The Exile and The Promise June 15, 2017 – Posted in: Reviews
A personal reflection by E V Ratnam.
Somewhere in his book, A Malaysian Journey, a conversation arises between Rehman Rashid and a friend regarding an individual’s destiny. Each person, according to Azman, an ex-soldier Rehman had once met, is deemed to have made a ‘promise’ in a moment of his pre-existence. This hypothetical commitment, this ‘promise’, once made, becomes that person’s vocation. “You ask yourself,” says Rehman to the friend, “what would you do if you knew you only had a year to live…Does anyone know how long they are going to live? I asked myself,” he says, “and the answer was clear: Come home. Roam around. Write my book. Try and get it right.”
Writing is a lonely calling. The writer, like the migrant, is in exile; removed from parents, family and home. To him, says the philosopher Theodor Adorno, “writing becomes a home and a place to live”. In his 1993 Reith Lectures Representations of the Intellectual, Edward Said counteracts Adorno’s subsequent scepticism: that one’s own work can continue to provide a satisfactory respite from the anxiety of being marginalised. Even that home, says Adorno, can sometimes be a lonely and isolated disappointment. But exile, says Said, opens avenues of freedom and intense creativity. The intellectual in exile is the person who is answerable to no one; he is someone who does not toe the line; has no fear of disappointing anyone because he is connected to none.
I believe that at some point in time Rehman Rashid chose to live his life in self-imposed exile; first through travel, and then, on his return to Malaysia through isolation. But he balanced and manipulated the inflexibility of this ideological state through actual research into the grassroots of his homeland and his people. Unlike the migrant who has lost a home, and as Dante says, is reduced to climbing other people’s staircases and tasting the salt in other people’s bread, Rehman was at home; but as a member of his family I observed that the connections he made through social contact, and even family ties were tenuous, if not elusive.
We knew little of each other. I never saw him grow up. I never shared the pride and joy of his personal life or his successes. I was elsewhere. But our few encounters gave me some insight into the consequences of his resolve and an understanding of that obligatory distancing if an intellectual were to follow the path he had sketched out for himself, his ‘promise’.
In 1995, on his fortieth Birthday, he visited me at the Artists Residency in Kuang. We had little to say to each other. I cooked him a huge breakfast, gave him a tiny etching of a horse’s head which I had made with a quotation from the Iliad. He loved them. Vaguely aware of his temperament; that with him one was forever teetering on a cliff edge wondering which way the wind might blow, my homemade card said among other things, ‘What great men do, the less will prattle of’. He seemed to appreciate that Shakespearean line, loosely quoted.

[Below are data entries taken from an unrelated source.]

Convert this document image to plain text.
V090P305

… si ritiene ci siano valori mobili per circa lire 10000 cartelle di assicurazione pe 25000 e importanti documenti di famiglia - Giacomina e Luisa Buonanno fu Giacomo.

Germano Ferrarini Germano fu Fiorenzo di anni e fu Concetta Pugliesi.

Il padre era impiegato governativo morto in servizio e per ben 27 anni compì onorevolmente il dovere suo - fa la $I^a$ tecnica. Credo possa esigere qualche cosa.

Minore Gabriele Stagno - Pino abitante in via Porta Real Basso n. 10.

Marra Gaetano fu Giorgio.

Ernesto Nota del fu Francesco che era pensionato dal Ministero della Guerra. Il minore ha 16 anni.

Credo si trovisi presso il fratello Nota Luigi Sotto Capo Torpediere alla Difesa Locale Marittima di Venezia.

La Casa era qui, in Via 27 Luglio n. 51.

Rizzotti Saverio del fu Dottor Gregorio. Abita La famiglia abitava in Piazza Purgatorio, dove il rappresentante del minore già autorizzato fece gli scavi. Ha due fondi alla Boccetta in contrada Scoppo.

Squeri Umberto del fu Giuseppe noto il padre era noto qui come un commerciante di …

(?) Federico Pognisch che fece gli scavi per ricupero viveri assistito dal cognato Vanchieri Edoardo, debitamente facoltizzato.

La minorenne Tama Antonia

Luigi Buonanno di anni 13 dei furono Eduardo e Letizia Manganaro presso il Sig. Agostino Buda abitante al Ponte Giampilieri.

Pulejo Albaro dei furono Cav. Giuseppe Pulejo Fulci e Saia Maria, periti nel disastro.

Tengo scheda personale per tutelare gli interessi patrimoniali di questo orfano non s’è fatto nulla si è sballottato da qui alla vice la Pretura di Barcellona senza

I gave him a book. I cannot remember the title. The breakfast went cold. I remember thinking that next time I should let him have his breakfast before giving him a book. The printed word came before all else.
But there was never to be another time. From a distance, I attempted the occasional communication: one regarding polemics; another concerning the oppression of minority groups and the duty to intervene responsibly through the written word. There was no response. In our last, very brief encounter, he addressed me as ‘Ma’am’. I wanted to be addressed as ‘Aunty’. I am his aunt, after all, and we are Malaysian. But I understood that the ideological position which he had chosen for himself entailed dislocation. He needed to distance himself from all but a few, in order to “Write my book. Try and get it right”, fulfil the ‘Promise’ …And what a magnificent fulfillment that was.
E.V.Ratnam Doncaster. Victoria. AUSTRALIA.